Step 1: The displacement current between the capacitor plates equals the conduction current in the connecting wires and is given by
\[I_d = \epsilon_0 \frac{d\Phi_E}{dt}\]
where \(\Phi_E = E A\) is the electric flux.
Step 2: For a parallel plate capacitor the field is \(E = \dfrac{V(t)}{d}\), so the flux is \(\Phi_E = \dfrac{A\,V(t)}{d}\). Thus
\[I_d = \frac{\epsilon_0 A}{d}\frac{dV}{dt}\]

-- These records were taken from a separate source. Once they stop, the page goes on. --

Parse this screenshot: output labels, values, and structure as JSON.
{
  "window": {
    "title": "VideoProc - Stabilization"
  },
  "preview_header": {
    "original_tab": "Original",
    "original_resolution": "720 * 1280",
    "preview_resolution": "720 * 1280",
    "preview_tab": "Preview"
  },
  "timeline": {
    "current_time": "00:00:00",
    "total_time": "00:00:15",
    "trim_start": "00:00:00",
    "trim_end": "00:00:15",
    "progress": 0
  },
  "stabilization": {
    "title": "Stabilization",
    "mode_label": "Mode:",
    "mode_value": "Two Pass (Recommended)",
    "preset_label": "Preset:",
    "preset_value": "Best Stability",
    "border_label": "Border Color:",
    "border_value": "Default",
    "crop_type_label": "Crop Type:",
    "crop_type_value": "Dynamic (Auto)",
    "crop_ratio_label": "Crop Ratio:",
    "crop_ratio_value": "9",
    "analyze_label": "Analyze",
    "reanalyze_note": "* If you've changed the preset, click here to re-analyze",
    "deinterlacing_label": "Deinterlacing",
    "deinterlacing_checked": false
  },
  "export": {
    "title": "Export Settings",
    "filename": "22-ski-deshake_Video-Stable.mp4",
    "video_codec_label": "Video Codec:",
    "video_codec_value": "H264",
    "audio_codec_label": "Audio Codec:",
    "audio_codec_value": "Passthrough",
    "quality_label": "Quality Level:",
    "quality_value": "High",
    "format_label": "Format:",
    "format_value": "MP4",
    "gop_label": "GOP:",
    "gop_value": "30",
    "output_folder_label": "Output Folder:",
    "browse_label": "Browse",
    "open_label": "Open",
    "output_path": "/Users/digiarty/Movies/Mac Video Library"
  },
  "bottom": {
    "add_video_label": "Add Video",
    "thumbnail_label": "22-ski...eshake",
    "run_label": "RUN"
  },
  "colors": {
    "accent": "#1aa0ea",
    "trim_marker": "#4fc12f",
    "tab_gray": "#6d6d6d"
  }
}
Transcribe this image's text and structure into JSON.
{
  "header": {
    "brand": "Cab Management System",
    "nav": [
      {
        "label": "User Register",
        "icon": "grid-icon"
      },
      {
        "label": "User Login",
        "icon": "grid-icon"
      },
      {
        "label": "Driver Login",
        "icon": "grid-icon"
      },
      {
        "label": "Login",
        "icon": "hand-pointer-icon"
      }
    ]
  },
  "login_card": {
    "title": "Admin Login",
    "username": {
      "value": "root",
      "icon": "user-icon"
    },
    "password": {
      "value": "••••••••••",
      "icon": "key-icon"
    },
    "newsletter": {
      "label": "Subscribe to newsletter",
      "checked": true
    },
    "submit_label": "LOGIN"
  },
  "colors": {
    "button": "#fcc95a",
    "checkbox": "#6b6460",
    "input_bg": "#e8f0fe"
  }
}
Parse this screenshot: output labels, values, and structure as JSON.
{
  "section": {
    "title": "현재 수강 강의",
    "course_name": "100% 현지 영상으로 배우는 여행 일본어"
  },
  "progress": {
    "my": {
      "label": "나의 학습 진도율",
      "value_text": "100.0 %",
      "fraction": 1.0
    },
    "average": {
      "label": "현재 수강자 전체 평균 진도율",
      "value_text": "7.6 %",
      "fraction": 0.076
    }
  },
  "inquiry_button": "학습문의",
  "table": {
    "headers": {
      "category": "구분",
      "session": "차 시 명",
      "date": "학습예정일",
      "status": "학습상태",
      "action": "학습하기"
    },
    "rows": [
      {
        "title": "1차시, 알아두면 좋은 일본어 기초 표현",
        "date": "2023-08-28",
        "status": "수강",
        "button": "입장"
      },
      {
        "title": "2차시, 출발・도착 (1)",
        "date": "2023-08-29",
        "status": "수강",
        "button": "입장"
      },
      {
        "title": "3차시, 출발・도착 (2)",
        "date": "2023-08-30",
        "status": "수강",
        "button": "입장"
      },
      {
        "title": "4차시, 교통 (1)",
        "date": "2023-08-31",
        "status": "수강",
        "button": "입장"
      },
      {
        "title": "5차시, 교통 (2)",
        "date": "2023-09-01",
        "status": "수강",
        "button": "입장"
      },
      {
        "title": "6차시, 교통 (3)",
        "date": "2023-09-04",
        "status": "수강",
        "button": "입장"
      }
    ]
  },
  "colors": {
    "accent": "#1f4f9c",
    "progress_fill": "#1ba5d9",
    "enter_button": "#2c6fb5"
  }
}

Step 3: Let the AC output be \(V(t) = V_0 \sin(\omega t)\) with peak value \(V\) (so \(V_0 = V\)) and \(\omega = 2\pi f\). Then
\[\frac{dV}{dt} = V\,\omega \cos(\omega t) = 2\pi f V \cos(\omega t)\]
Step 4: Substitute:
\[I_d = \frac{\epsilon_0 A}{d}\,(2\pi f V)\cos(\omega t)\]
The maximum occurs when \(\cos(\omega t) = 1\):
\[I_{d,\max} = \frac{2\pi \epsilon_0 f V A}{d}\]
This is option (A).
\[\boxed{I_{d,\max} = \dfrac{2\pi \epsilon_0 f V A}{d}}\]